Please refer to the weakness.

审稿意见
5

This paper aims to propose a generalizable method for detecting and localizing image forgeries, namely Generalizable Image Forgery Localization (GIFL). This method is able to detect seen and unseen image forgeries after training, providing a solution to false information in the era of adversarial generative AI. This new method focuses on learning general features from the original content, rather than traces of specific forgeries. These features are relatively consistent across different types of forgeries and can be used as general features to localize unseen forgeries.

优点

  1. The paper focuses on learning the general features of the original image instead of relying on specific forgery traces, which makes sense.
  2. The author constructed a new dataset containing images edited by various deep generative models, which helps to fight against generative AI.

缺点

  1. There is nothing uniquely novel about introducing Fourier transform and performing space-frequency interaction, which has been adopted by many previous studies in computer vision. The paper does not explain why Fourier transform is introduced and its relationship with image forgery localization. It is recommended to describe the motivation for introducing Fourier transform in detail.
  2. Is the globality brought by Fourier transform meaningful for image forgery localization? The paper does not explain in detail why Fourier transform is only performed on patches.
  3. Is there any overlap between the source dataset used by the unseen forged dataset and the source dataset used by the trained dataset? If so, how much of the generalizability claimed by the paper is due to the fact that the original images are the same.

问题

It is suggested that the authors give some theoretical proofs and experimental observations to demonstrate the effectiveness of the introduced Fourier transform and the designed network structure for image forgery localization.

审稿意见
3

This paper proposes a new method for image forgery localization, named UFLT. UFLT applies dual attentions to utilize information both in spatial and spectral domains for generalizable features. In addition, the paper releases an image forgery dataset based on various manipulation methods. Evaluations on the proposed dataset prove the effectiveness of UFLT.

优点

  1. The proposed method achieves promising performance on a wide variety of forgery images.
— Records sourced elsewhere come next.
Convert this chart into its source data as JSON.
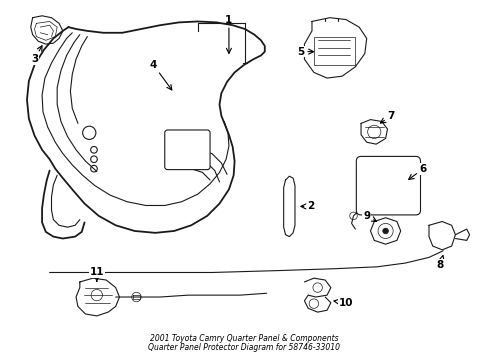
{
  "bg_color": "#ffffff",
  "line_color": "#1a1a1a",
  "title_line1": "2001 Toyota Camry Quarter Panel & Components",
  "title_line2": "Quarter Panel Protector Diagram for 58746-33010",
  "figwidth": 4.89,
  "figheight": 3.6,
  "dpi": 100
}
  2. The authors construct a comprehensive dataset based on various representative manipulation methods of GANs and diffusion models, contributing to the community of forgery detection and localization.

  3. Experiments and ablation studies are complete and detailed.

缺点

Weaknesses:

  1. Although the authors claim to address data-related issues in image forgery detection by introducing a training configuration, this contribution is limited and less innovative.
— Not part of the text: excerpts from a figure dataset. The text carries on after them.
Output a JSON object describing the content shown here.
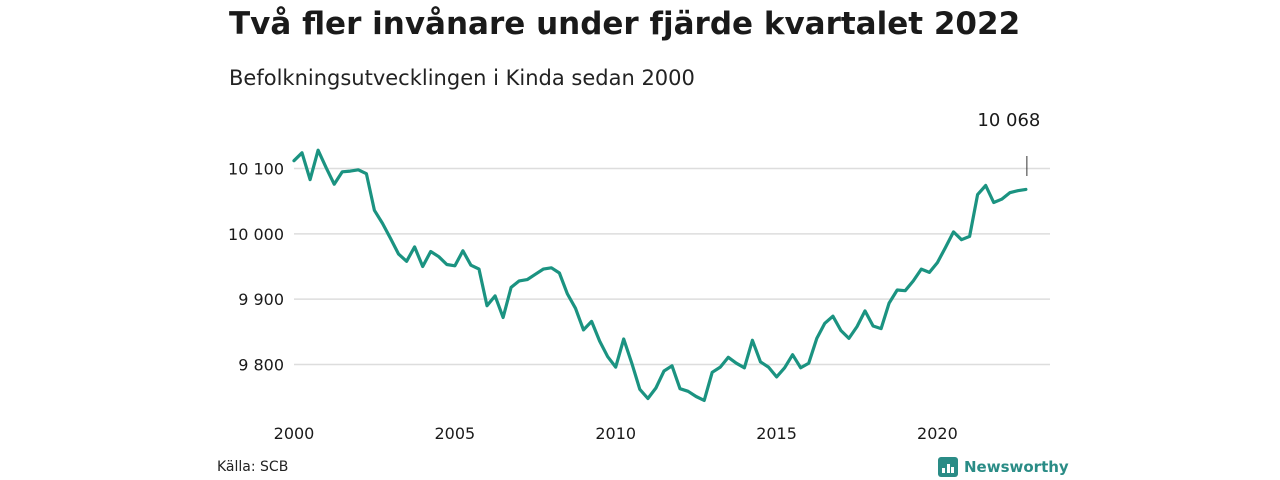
{
  "title": "Två fler invånare under fjärde kvartalet 2022",
  "subtitle": "Befolkningsutvecklingen i Kinda sedan 2000",
  "source": "Källa: SCB",
  "brand": "Newsworthy",
  "colors": {
    "line": "#1b9381",
    "grid": "#dddddd",
    "text": "#1a1a1a",
    "brand": "#2a8c86"
  },
  "chart_data": {
    "type": "line",
    "title": "Två fler invånare under fjärde kvartalet 2022",
    "subtitle": "Befolkningsutvecklingen i Kinda sedan 2000",
    "xlim": [
      2000,
      2023
    ],
    "ylim": [
      9720,
      10150
    ],
    "x_ticks": [
      2000,
      2005,
      2010,
      2015,
      2020
    ],
    "x_tick_labels": [
      "2000",
      "2005",
      "2010",
      "2015",
      "2020"
    ],
    "y_ticks": [
      9800,
      9900,
      10000,
      10100
    ],
    "y_tick_labels": [
      "9 800",
      "9 900",
      "10 000",
      "10 100"
    ],
    "grid": "horizontal",
    "annotation": {
      "x": 2022.75,
      "y": 10068,
      "label": "10 068"
    },
    "series": [
      {
        "x": [
          2000.0,
          2000.25,
          2000.5,
          2000.75,
          2001.0,
          2001.25,
          2001.5,
          2001.75,
          2002.0,
          2002.25,
          2002.5,
          2002.75,
          2003.0,
          2003.25,
          2003.5,
          2003.75,
          2004.0,
          2004.25,
          2004.5,
          2004.75,
          2005.0,
          2005.25,
          2005.5,
          2005.75,
          2006.0,
          2006.25,
          2006.5,
          2006.75,
          2007.0,
          2007.25,
          2007.5,
          2007.75,
          2008.0,
          2008.25,
          2008.5,
          2008.75,
          2009.0,
          2009.25,
          2009.5,
          2009.75,
          2010.0,
          2010.25,
          2010.5,
          2010.75,
          2011.0,
          2011.25,
          2011.5,
          2011.75,
          2012.0,
          2012.25,
          2012.5,
          2012.75,
          2013.0,
          2013.25,
          2013.5,
          2013.75,
          2014.0,
          2014.25,
          2014.5,
          2014.75,
          2015.0,
          2015.25,
          2015.5,
          2015.75,
          2016.0,
          2016.25,
          2016.5,
          2016.75,
          2017.0,
          2017.25,
          2017.5,
          2017.75,
          2018.0,
          2018.25,
          2018.5,
          2018.75,
          2019.0,
          2019.25,
          2019.5,
          2019.75,
          2020.0,
          2020.25,
          2020.5,
          2020.75,
          2021.0,
          2021.25,
          2021.5,
          2021.75,
          2022.0,
          2022.25,
          2022.5,
          2022.75
        ],
        "values": [
          10112,
          10124,
          10083,
          10128,
          10101,
          10076,
          10095,
          10096,
          10098,
          10092,
          10036,
          10016,
          9993,
          9969,
          9958,
          9980,
          9950,
          9973,
          9965,
          9953,
          9951,
          9974,
          9952,
          9946,
          9890,
          9905,
          9872,
          9918,
          9928,
          9930,
          9938,
          9946,
          9948,
          9940,
          9908,
          9886,
          9853,
          9866,
          9836,
          9812,
          9796,
          9839,
          9802,
          9762,
          9748,
          9764,
          9790,
          9798,
          9763,
          9759,
          9751,
          9745,
          9788,
          9796,
          9811,
          9802,
          9795,
          9837,
          9804,
          9796,
          9781,
          9795,
          9815,
          9795,
          9802,
          9840,
          9863,
          9874,
          9852,
          9840,
          9858,
          9882,
          9859,
          9855,
          9894,
          9914,
          9913,
          9928,
          9946,
          9941,
          9956,
          9979,
          10003,
          9991,
          9996,
          10060,
          10074,
          10048,
          10053,
          10063,
          10066,
          10068
        ]
      }
    ]
  }
}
  2. The comparison and analysis between baselines and GIFL in Figure 1 are unfair because the advantages of existing methods are excessively omitted.

  3. The explanation in Sec. 3.2 should be revised and elaborated. Lack of critical details about the proposed. Universal Forgery Localization Transformer (UFLT): Line 214: How do paths from the spatial and spectral domains connect? Line 226: how do the vision transformer take advantage of features from the spectral domain?)
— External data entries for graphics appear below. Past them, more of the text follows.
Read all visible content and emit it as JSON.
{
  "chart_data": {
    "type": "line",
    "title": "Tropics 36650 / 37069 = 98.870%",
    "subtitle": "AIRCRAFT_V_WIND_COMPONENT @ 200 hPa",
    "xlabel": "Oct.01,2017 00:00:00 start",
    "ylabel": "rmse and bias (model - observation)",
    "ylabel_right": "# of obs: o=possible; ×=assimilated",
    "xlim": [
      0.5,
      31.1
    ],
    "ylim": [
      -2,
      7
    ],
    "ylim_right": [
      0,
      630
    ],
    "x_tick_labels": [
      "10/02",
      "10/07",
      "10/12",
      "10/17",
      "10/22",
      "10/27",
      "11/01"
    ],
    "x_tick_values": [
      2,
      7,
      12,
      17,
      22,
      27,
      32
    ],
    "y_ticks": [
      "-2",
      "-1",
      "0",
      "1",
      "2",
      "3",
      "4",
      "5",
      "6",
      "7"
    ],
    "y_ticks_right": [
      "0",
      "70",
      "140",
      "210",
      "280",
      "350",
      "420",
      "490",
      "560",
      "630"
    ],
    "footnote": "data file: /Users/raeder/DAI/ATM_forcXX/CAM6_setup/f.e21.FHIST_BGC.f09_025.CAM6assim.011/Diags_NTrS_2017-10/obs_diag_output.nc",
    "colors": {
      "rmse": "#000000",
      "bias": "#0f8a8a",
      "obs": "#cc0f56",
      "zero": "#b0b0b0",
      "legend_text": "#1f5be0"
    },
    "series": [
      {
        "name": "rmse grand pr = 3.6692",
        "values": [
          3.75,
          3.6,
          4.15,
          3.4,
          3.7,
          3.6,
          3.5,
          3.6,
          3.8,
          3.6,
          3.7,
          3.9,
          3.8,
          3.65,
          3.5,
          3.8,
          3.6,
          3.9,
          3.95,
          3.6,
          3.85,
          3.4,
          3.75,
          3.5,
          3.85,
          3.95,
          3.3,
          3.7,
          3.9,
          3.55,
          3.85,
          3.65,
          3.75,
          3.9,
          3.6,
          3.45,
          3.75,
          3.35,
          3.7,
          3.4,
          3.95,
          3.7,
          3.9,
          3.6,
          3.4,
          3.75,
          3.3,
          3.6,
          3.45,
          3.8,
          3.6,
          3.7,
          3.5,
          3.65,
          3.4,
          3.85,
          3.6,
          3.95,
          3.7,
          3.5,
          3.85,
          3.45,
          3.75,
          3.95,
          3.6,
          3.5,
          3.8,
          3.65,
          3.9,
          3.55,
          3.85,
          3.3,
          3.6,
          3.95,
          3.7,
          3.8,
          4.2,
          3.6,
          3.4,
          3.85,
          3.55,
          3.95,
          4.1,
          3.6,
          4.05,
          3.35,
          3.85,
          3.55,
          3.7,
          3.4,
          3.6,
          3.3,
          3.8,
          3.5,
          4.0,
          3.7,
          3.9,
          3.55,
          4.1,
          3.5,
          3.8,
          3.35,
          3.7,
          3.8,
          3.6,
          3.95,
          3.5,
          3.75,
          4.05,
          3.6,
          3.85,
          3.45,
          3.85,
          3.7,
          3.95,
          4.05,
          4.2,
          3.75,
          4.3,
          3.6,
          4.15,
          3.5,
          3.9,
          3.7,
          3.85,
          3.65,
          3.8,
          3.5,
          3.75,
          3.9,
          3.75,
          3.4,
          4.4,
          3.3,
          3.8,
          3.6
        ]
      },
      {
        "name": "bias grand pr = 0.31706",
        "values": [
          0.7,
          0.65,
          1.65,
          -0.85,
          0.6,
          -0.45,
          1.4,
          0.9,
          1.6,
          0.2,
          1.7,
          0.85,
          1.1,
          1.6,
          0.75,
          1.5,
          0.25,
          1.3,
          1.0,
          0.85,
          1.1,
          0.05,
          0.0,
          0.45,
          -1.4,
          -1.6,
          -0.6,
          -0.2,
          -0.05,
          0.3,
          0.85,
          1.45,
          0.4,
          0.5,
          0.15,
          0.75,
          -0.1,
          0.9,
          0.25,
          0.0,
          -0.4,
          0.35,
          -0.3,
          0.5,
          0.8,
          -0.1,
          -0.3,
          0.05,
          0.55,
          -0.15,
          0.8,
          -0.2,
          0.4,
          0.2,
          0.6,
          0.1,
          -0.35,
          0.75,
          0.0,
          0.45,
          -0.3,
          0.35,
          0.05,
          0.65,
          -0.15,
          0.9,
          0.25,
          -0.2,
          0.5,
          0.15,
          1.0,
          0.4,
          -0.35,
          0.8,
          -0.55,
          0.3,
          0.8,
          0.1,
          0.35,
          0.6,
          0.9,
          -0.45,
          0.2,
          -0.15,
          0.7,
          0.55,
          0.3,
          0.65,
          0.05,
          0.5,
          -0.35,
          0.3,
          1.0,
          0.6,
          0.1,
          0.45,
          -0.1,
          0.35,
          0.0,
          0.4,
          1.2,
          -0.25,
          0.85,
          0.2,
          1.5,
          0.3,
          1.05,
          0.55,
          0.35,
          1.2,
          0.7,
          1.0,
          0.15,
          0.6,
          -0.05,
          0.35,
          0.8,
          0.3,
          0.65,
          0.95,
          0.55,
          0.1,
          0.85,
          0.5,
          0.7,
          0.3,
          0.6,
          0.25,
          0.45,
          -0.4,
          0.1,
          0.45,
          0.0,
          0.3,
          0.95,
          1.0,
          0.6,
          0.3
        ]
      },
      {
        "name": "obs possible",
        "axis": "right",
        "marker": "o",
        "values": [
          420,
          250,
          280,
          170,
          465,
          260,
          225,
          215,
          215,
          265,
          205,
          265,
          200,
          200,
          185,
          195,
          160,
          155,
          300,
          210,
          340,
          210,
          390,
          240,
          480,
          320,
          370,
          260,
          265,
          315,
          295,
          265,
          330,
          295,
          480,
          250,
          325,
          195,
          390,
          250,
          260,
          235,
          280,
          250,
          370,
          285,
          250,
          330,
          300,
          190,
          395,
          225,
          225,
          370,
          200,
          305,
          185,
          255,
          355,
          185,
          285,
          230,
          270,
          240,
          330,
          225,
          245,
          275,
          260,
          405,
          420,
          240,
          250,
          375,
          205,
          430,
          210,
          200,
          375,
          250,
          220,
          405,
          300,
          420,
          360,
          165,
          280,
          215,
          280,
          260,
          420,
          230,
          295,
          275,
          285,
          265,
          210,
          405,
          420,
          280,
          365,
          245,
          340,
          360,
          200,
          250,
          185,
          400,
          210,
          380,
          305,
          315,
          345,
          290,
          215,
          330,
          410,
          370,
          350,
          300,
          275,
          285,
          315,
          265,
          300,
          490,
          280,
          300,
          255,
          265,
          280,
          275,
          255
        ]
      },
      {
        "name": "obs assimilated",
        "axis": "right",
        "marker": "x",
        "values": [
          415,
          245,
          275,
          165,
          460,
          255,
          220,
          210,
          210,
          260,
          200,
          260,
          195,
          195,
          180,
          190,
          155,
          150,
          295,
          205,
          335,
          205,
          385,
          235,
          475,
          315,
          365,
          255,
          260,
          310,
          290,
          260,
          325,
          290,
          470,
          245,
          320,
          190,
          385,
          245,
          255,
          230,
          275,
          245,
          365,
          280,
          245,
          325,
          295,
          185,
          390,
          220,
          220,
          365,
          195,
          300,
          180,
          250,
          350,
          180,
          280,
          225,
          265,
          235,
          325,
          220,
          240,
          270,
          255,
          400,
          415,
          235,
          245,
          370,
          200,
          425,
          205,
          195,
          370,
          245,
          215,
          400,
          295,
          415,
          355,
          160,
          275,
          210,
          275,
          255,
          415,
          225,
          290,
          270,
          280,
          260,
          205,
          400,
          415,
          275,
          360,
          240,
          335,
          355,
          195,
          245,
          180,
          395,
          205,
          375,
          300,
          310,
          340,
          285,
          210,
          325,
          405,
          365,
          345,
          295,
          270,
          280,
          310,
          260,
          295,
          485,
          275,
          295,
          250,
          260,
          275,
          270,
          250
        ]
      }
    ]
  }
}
  4. In Tab. 1, in most methods, the metrics of AUC and F1 is quite poor, and not consistent with the higher ACC. I wonder if real and fake data in testing datasets are balanced, and expect an analysis and explanation about the results.

  5. Conclusions in Sec. 5.4 seems contradictory to the implementation in Sec. 5.1, raising the question for the method. Specifically, Sec.5.4 points out that removing semantic correlations benefits forgery detection. However, as detailed in Sec. 5.1, a pretrained DINOv2 is used as the encoder, which is typically trained by datasets with rich semantic information.

问题

Questions:

  1. Lacking essential explanation on the caption of Figure 2, which is the overall structure of the proposed method.

  2. In Sec. 5.1, the number and scale of the training set is not revealed.

撤稿通知

I have read and agree with the venue's withdrawal policy on behalf of myself and my co-authors.